In all that Sister Wright said, Langton detected a fine sensibility, an empathy that touched him and reminded him of Sarah.
“Nurse Milne mentioned that you regularly help the camp’s inhabitants,” Langton said.
“When I can, Inspector. And they do need our help. Undernourished, cold and neglected, many of them rely on charity to survive.”
Looking through the glass to the warm, privileged world inside the mansion, Langton said, “So very different from all this.”
“I would not take you for a socialist reformer, Inspector.”
He met her gaze. “I’m not. I simply acknowledge the difference
between the fortunate families at the top of society and those at the base.”
“Some do not even see that,” she said. “I’m glad that you are not one of them. We have a duty to the less fortunate, the poor and the forgotten.”
“Does the Professor feel the same way?” Langton said, choosing his words carefully because of his uncertain ground. “Is that why he operated on some of the camp’s patients?”
Sister Wright thought for a moment, looking out at the garden. “I believe he sees his duty and responsibility now. It was not always so. The medical profession is rife with arrogance, the hubris of men from good families and privileged backgrounds, men who hold life and death in their hands every day. I may be guilty of pride myself when I say that perhaps I influenced the Professor for the better.”
Langton could easily imagine Sister Wright as a benign influence on the Professor.
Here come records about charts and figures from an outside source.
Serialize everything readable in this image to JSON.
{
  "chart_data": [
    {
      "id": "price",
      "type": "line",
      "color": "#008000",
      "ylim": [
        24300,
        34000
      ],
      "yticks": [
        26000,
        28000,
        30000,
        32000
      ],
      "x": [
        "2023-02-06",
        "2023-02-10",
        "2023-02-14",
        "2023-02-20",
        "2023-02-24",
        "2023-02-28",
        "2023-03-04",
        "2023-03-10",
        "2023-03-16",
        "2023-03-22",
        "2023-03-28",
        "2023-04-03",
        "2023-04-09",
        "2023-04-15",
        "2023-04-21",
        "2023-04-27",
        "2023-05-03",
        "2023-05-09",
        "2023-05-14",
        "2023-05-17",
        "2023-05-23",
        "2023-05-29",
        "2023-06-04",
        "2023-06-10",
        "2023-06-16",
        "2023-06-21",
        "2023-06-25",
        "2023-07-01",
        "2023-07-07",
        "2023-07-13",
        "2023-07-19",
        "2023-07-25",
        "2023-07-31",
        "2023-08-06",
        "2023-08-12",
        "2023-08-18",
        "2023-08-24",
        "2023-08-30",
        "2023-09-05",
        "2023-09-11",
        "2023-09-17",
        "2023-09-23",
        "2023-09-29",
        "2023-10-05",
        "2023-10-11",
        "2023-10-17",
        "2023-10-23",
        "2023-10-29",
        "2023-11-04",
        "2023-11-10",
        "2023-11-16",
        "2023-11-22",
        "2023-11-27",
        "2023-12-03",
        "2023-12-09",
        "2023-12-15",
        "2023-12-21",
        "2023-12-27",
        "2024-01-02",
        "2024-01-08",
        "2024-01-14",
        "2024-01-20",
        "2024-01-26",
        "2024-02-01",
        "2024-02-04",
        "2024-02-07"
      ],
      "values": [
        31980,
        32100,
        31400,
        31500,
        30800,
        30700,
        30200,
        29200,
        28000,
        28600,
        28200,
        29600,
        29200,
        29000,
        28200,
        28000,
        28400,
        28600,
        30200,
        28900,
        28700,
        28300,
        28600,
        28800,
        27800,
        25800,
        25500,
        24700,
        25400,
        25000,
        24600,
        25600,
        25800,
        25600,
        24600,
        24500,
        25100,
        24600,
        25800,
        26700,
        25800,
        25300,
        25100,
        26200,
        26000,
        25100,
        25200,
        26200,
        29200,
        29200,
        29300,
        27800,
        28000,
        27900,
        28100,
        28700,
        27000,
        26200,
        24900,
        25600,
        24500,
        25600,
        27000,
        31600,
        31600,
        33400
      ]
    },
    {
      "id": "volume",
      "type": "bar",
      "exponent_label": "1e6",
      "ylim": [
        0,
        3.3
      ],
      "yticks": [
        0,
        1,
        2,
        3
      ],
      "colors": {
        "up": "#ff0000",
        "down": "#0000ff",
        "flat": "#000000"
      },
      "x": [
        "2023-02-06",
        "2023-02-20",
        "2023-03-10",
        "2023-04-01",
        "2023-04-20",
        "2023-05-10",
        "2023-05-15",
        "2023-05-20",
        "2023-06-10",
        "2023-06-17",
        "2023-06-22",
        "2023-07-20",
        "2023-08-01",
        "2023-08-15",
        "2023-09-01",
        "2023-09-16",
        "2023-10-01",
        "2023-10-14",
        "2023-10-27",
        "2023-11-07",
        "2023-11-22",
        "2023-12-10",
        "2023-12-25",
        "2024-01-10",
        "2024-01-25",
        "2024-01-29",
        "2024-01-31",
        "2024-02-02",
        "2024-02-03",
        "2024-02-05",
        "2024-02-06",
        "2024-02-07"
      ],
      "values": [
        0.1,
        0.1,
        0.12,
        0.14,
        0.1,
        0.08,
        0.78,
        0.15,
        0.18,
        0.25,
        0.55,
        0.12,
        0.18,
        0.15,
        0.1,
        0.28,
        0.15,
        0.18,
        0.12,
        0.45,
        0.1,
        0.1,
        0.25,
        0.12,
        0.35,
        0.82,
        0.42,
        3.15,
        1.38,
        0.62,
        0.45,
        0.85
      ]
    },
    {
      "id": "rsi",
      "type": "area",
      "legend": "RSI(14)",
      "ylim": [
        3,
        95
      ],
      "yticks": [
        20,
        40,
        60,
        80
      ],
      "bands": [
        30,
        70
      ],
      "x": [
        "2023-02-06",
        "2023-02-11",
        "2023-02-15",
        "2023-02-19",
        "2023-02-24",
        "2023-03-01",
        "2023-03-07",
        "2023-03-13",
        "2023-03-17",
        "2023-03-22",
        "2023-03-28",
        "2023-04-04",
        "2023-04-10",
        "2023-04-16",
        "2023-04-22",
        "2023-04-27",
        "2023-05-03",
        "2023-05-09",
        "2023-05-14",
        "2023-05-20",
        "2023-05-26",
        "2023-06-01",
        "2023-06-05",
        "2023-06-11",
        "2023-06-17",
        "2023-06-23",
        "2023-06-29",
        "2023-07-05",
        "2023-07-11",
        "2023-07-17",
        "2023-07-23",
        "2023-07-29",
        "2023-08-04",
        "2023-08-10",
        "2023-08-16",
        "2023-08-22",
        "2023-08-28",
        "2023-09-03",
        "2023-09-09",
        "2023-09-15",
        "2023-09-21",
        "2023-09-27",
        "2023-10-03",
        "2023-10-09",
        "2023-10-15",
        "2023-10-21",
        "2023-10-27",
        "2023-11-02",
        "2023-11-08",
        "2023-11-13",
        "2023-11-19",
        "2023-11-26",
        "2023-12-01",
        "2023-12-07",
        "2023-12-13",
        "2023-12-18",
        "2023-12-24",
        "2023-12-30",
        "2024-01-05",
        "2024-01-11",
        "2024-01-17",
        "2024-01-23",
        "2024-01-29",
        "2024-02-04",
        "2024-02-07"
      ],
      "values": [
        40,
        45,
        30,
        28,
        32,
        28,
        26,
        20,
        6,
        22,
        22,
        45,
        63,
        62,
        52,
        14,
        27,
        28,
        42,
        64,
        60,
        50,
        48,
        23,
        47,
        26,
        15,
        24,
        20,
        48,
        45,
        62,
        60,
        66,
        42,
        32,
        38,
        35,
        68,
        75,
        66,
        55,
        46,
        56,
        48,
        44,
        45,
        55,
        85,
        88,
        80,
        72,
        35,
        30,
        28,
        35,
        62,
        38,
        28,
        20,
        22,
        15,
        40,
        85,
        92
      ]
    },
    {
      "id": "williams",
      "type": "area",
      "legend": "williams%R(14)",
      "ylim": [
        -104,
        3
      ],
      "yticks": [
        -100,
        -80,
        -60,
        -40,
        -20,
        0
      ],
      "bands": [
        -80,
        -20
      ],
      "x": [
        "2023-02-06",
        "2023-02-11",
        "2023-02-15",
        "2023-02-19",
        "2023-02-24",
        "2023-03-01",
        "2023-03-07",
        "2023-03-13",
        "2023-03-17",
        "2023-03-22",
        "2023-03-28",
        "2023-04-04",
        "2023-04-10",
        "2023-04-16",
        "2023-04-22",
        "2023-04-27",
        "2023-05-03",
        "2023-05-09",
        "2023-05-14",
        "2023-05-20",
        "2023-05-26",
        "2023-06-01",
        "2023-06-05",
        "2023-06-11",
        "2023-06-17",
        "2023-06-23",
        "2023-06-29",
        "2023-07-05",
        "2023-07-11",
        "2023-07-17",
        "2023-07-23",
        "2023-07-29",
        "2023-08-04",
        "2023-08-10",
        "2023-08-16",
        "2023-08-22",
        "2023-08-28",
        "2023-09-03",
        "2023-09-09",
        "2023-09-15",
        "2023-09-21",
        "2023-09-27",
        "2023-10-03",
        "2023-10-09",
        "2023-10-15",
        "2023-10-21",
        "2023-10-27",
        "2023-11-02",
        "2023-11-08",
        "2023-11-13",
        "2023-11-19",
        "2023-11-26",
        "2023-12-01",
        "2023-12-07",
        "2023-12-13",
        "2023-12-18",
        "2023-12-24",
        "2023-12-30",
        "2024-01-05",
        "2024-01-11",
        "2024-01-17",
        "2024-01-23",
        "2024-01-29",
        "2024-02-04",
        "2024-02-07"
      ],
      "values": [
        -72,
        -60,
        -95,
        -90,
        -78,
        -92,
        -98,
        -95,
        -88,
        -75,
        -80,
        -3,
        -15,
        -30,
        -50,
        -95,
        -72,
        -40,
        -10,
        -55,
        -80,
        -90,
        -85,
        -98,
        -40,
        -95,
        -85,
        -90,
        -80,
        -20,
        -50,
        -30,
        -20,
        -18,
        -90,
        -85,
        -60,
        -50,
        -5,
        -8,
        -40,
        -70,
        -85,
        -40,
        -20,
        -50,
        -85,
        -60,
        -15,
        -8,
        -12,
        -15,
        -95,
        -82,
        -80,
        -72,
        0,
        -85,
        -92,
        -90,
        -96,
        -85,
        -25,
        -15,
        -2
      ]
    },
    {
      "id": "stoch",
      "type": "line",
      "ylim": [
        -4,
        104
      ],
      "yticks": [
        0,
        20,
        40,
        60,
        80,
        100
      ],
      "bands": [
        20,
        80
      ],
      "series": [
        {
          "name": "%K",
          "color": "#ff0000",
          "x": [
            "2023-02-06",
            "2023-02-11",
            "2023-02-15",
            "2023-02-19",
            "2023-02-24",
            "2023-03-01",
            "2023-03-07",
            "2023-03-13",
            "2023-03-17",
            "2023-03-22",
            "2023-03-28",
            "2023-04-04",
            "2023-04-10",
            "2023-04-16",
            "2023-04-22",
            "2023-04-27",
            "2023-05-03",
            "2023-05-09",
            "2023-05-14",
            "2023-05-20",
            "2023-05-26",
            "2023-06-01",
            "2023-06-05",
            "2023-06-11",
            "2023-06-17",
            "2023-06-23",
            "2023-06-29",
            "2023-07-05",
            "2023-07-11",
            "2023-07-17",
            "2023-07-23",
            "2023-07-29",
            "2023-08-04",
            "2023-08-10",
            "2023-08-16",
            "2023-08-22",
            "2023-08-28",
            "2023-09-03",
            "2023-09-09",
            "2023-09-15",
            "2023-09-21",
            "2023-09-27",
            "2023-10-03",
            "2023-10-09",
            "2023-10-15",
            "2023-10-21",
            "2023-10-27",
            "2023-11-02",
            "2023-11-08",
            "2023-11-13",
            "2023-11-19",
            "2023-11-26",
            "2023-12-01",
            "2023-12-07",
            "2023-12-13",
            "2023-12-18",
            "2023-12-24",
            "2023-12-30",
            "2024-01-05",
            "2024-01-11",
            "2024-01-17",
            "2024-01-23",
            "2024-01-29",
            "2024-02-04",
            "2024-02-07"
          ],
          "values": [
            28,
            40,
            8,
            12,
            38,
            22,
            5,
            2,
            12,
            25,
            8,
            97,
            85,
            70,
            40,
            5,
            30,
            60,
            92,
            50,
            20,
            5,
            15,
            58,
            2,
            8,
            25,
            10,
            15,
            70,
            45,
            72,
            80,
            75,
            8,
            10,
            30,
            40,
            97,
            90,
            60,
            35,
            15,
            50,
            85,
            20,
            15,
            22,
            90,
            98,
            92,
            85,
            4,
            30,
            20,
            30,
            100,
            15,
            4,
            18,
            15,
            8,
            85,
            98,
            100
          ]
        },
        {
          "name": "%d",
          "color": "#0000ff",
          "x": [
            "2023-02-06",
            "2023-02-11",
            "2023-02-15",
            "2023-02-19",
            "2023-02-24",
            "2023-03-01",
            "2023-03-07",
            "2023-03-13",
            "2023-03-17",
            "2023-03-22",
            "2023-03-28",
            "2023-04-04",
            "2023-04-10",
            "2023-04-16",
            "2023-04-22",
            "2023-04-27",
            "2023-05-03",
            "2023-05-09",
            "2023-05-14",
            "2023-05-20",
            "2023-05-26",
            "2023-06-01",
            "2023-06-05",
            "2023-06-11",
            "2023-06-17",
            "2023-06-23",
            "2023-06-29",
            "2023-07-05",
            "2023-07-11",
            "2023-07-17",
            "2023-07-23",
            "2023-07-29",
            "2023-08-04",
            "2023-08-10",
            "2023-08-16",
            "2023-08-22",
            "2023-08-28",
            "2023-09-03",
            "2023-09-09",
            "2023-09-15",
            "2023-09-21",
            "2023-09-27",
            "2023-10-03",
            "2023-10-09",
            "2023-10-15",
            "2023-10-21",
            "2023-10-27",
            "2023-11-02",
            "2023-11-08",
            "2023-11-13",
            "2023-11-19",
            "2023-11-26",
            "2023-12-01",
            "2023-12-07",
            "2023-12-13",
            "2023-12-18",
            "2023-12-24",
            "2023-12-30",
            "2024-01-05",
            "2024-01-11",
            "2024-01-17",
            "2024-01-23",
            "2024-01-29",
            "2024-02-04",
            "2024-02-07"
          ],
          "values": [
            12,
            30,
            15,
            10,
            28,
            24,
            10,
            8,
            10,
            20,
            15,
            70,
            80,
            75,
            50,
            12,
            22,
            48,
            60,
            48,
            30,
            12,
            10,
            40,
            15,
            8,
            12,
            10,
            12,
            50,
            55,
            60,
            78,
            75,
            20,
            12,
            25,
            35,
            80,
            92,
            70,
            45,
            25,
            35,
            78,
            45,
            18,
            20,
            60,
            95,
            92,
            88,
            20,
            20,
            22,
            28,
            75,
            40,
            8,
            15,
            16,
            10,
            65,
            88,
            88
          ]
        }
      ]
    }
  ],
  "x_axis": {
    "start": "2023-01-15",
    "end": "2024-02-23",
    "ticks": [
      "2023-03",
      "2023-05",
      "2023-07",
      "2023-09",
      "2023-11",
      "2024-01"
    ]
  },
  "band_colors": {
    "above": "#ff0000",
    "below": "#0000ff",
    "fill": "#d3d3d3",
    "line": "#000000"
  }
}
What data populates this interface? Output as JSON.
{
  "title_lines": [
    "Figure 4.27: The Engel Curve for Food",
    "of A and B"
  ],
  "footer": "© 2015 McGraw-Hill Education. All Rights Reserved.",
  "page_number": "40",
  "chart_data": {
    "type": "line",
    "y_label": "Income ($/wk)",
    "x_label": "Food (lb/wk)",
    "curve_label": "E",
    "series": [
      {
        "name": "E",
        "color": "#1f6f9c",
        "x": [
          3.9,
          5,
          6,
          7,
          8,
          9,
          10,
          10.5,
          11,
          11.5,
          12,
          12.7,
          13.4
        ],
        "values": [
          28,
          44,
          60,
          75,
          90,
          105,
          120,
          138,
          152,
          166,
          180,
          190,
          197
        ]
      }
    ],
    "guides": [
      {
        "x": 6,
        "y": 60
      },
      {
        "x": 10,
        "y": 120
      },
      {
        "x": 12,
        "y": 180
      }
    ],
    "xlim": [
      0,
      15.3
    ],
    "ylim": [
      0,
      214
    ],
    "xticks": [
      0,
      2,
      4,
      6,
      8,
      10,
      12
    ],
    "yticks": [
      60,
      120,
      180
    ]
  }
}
A constant presence, calm and sympathetic, leading by her own example. Her next sentence confirmed this humility.
“I admit that I feel a fraud,” she said, drawing her shawl around her shoulders.
“In what way?”
“Oh, this dress, my hair, being here at all. To be honest, I’d feel more at home in my uniform. It’s a second skin to me.”
Langton agreed. His clothes defined him, just as Sister Wright’s uniform defined her. He said, “I was never comfortable at parties or dinners, especially in evening dress; I always felt like an actor playing a part. But Sarah…”
A moment’s pause, then, “Your wife?”
“She grew up in houses like this, with parties, balls, receptions. Her family expected it of her.”
Sister Wright touched his arm. “I don’t wish to pry.”
“You aren’t prying,” Langton said, surprised at how easy he felt in her company. For the first time in months, he actually
wanted
to talk.
“Sarah used to tell me stories about the parties she’d attended, about the little tricks she and her friends knew to avoid chaperones and guardians, or to steal a taste of wine as a young girl. I’d always thought of the richer families as staid, hidebound, but Sarah opened my eyes. She never had an ounce of snobbery or disdain in her body. She thought nothing of marrying beneath her.”